Another issue with the discussion above that it isn't quite literally like having 4 x 1080p screens, because the pixel density is likely to be different between the 1080p display and the 4k display.
What I was saying there is that a 4k literally has 4 times as many pixels as a 1080p, which means that it's effectively like a 2x2 grid of 1080p displays, which does indeed mean that if you use 100% scaling everything looks ridiculously small, particularly if you have been using a 1080p display for a decade.

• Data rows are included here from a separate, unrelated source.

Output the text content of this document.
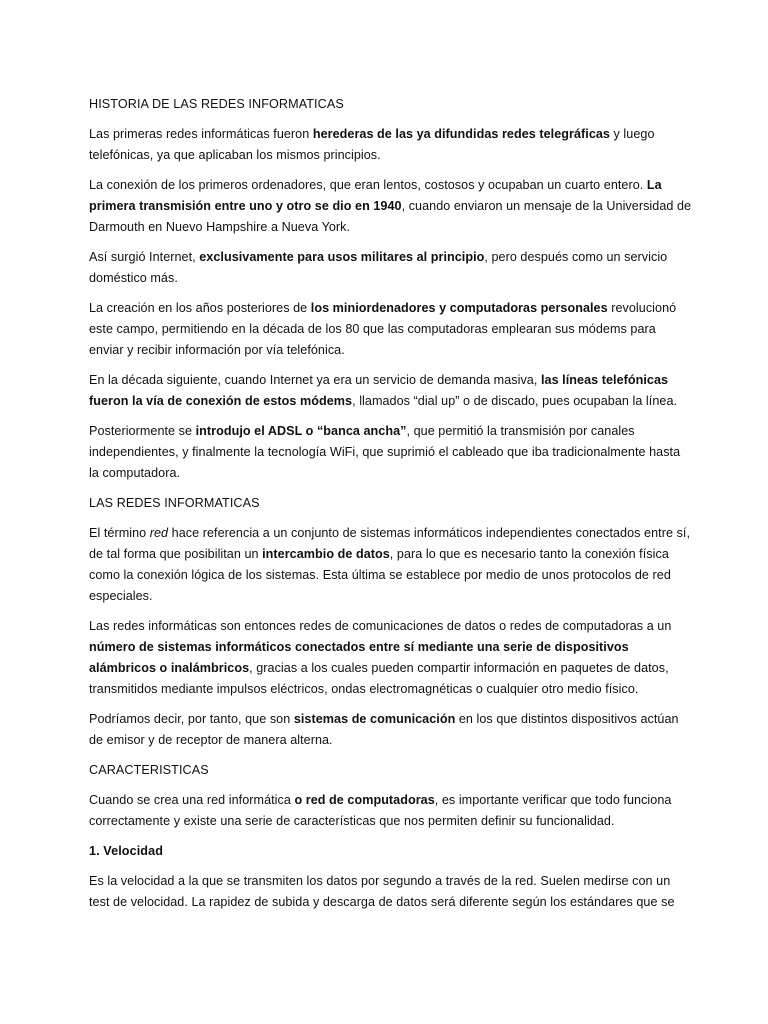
HISTORIA DE LAS REDES INFORMATICAS

Las primeras redes informáticas fueron herederas de las ya difundidas redes telegráficas y luego telefónicas, ya que aplicaban los mismos principios.

La conexión de los primeros ordenadores, que eran lentos, costosos y ocupaban un cuarto entero. La primera transmisión entre uno y otro se dio en 1940, cuando enviaron un mensaje de la Universidad de Darmouth en Nuevo Hampshire a Nueva York.

Así surgió Internet, exclusivamente para usos militares al principio, pero después como un servicio doméstico más.

La creación en los años posteriores de los miniordenadores y computadoras personales revolucionó este campo, permitiendo en la década de los 80 que las computadoras emplearan sus módems para enviar y recibir información por vía telefónica.

En la década siguiente, cuando Internet ya era un servicio de demanda masiva, las líneas telefónicas fueron la vía de conexión de estos módems, llamados “dial up” o de discado, pues ocupaban la línea.

Posteriormente se introdujo el ADSL o “banca ancha”, que permitió la transmisión por canales independientes, y finalmente la tecnología WiFi, que suprimió el cableado que iba tradicionalmente hasta la computadora.

LAS REDES INFORMATICAS

El término red hace referencia a un conjunto de sistemas informáticos independientes conectados entre sí, de tal forma que posibilitan un intercambio de datos, para lo que es necesario tanto la conexión física como la conexión lógica de los sistemas. Esta última se establece por medio de unos protocolos de red especiales.

Las redes informáticas son entonces redes de comunicaciones de datos o redes de computadoras a un número de sistemas informáticos conectados entre sí mediante una serie de dispositivos alámbricos o inalámbricos, gracias a los cuales pueden compartir información en paquetes de datos, transmitidos mediante impulsos eléctricos, ondas electromagnéticas o cualquier otro medio físico.

Podríamos decir, por tanto, que son sistemas de comunicación en los que distintos dispositivos actúan de emisor y de receptor de manera alterna.

CARACTERISTICAS

Cuando se crea una red informática o red de computadoras, es importante verificar que todo funciona correctamente y existe una serie de características que nos permiten definir su funcionalidad.

1. Velocidad

Es la velocidad a la que se transmiten los datos por segundo a través de la red. Suelen medirse con un test de velocidad. La rapidez de subida y descarga de datos será diferente según los estándares que se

It's literally like you took four 1080p displays and shrunk them down, and put then in a 2x2 grid (without any seams, obviously.)
And what prompted me mentioning that is that, indeed, when I got my first 4k display, Windows used 150% scaling by default, but I did try the 100% scaling out of curiosity, and everything looked ridiculously small. It felt unusable.
However, I later found out that it's just a question of getting used to it, and in fact you get used to it really fast. I mean, you just need to use your display with 100% scaling on Windows for a day, and you'll likely have been used to it by that point, and you'll very unlikely will want to go back to any larger scalings.
Since then I have thought of going back to even 125% as unthinkable. The small text in everything is super-sharp and very readable, and it doesn't bother me in the least. But I have absolutely fallen in love by the
enormous amount of desktop space that it gives me. You can't fully appreciate how much it is until you have used it for a while.
I have been using my old 1080p display as a secondary monitor (eg. to run EDDiscovery there while ED itself is on the main 4k display), and it feels super-cramped in comparison. I can't fit almost anything there. What takes literally like 20% of my 4k display almost fills up the entire 1080p display. I literally am able to run one app there without overlapping. How I ever lived so long with a 1080p display, I don't understand...
(It doesn't exactly help that the 1080p display is a really old and cheap TN panel, which not only makes the picture look blurry in comparison, but also really low-contrast and washed-out compared to my IPS 4k display. Yes, I have tried improving the contrast and saturation of the old display, but it doesn't help much. It's just horrible.)